Spark Summit 2014 brought the Apache Spark community together on June 30- July 2, 2014 at the The Westin St. Francis in San Francisco. It featured production users of Spark, Shark, Spark Streaming and related projects.
Random Forest is a popular workhorse of machine learning. However, individual decision trees that compose Random Forests are difficult to train on “big” data because 1. decision trees are non-parametric models and thus their complexities and sizes tend to get larger with data sizes 2. in Random Forests, in order to minimize biases of individual trees, trees are usually not pruned or regularized. Here, we present Sequoia Forest, a Spark-based distributed implementation of Random Forest. We show that Sequoia Forest consisting of hundreds of trees with millions of nodes can be trained on billions of rows with thousands of features within a reasonable amount of time.
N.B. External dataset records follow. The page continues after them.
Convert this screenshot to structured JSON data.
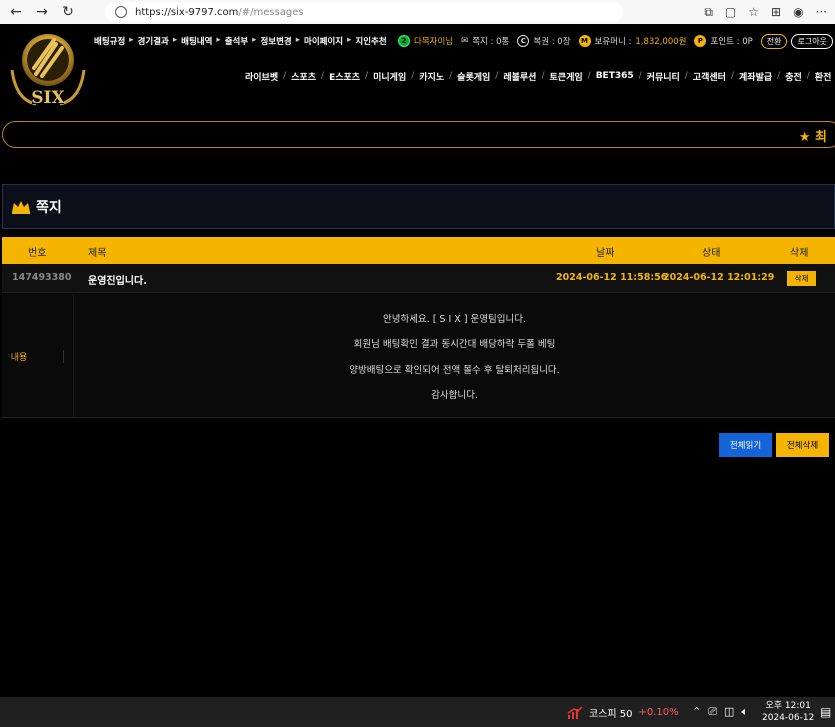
{
  "browser": {
    "url_host": "https://six-9797.com",
    "url_path": "/#/messages"
  },
  "header": {
    "logo_text": "SIX",
    "top_links": [
      "배팅규정",
      "경기결과",
      "배팅내역",
      "출석부",
      "정보변경",
      "마이페이지",
      "지인추천"
    ],
    "user": {
      "name": "다목자이님",
      "notes_label": "쪽지 : 0통",
      "coupons_label": "복권 : 0장",
      "balance_label": "보유머니 :",
      "balance_value": "1,832,000원",
      "points_label": "포인트 : 0P",
      "convert_btn": "전환",
      "logout_btn": "로그아웃"
    },
    "main_nav": [
      "라이브벳",
      "스포츠",
      "E스포츠",
      "미니게임",
      "카지노",
      "슬롯게임",
      "레볼루션",
      "토큰게임",
      "BET365",
      "커뮤니티",
      "고객센터",
      "계좌발급",
      "충전",
      "환전"
    ]
  },
  "marquee": {
    "text": "★ 최"
  },
  "section": {
    "title": "쪽지"
  },
  "table": {
    "headers": {
      "no": "번호",
      "subject": "제목",
      "date": "날짜",
      "status": "상태",
      "delete": "삭제"
    },
    "row": {
      "no": "147493380",
      "subject": "운영진입니다.",
      "date": "2024-06-12 11:58:56",
      "status": "2024-06-12 12:01:29",
      "delete_btn": "삭제"
    }
  },
  "content": {
    "label": "내용",
    "lines": [
      "안녕하세요. [ S I X ] 운영팀입니다.",
      "회원님 배팅확인 결과 동시간대 배당하락 두폴 베팅",
      "양방배팅으로 확인되어 전액 몰수 후 탈퇴처리됩니다.",
      "감사합니다."
    ]
  },
  "actions": {
    "read_all": "전체읽기",
    "delete_all": "전체삭제"
  },
  "taskbar": {
    "stock_name": "코스피 50",
    "stock_change": "+0.10%",
    "time": "오후 12:01",
    "date": "2024-06-12"
  },
  "colors": {
    "accent": "#f5b400",
    "blue": "#1464d8"
  }
}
Additionally, to justify building fully-grown trees on “big” data, we show that Sequoia Forest usually outperforms Random Forest trained on smaller pruned trees or trees trained on smaller random sub-samples.
Sung Hwan is a software engineer/data scientist who has worked on various machine learning problems in ecommerce, search-engine, computer vision, cloud systems, etc. Currently working for Alpine Data Labs, he has also worked for eBay and Microsoft in the past. He holds patents in computer vision and ecommerce systems and has a master’s degree from Stanford University.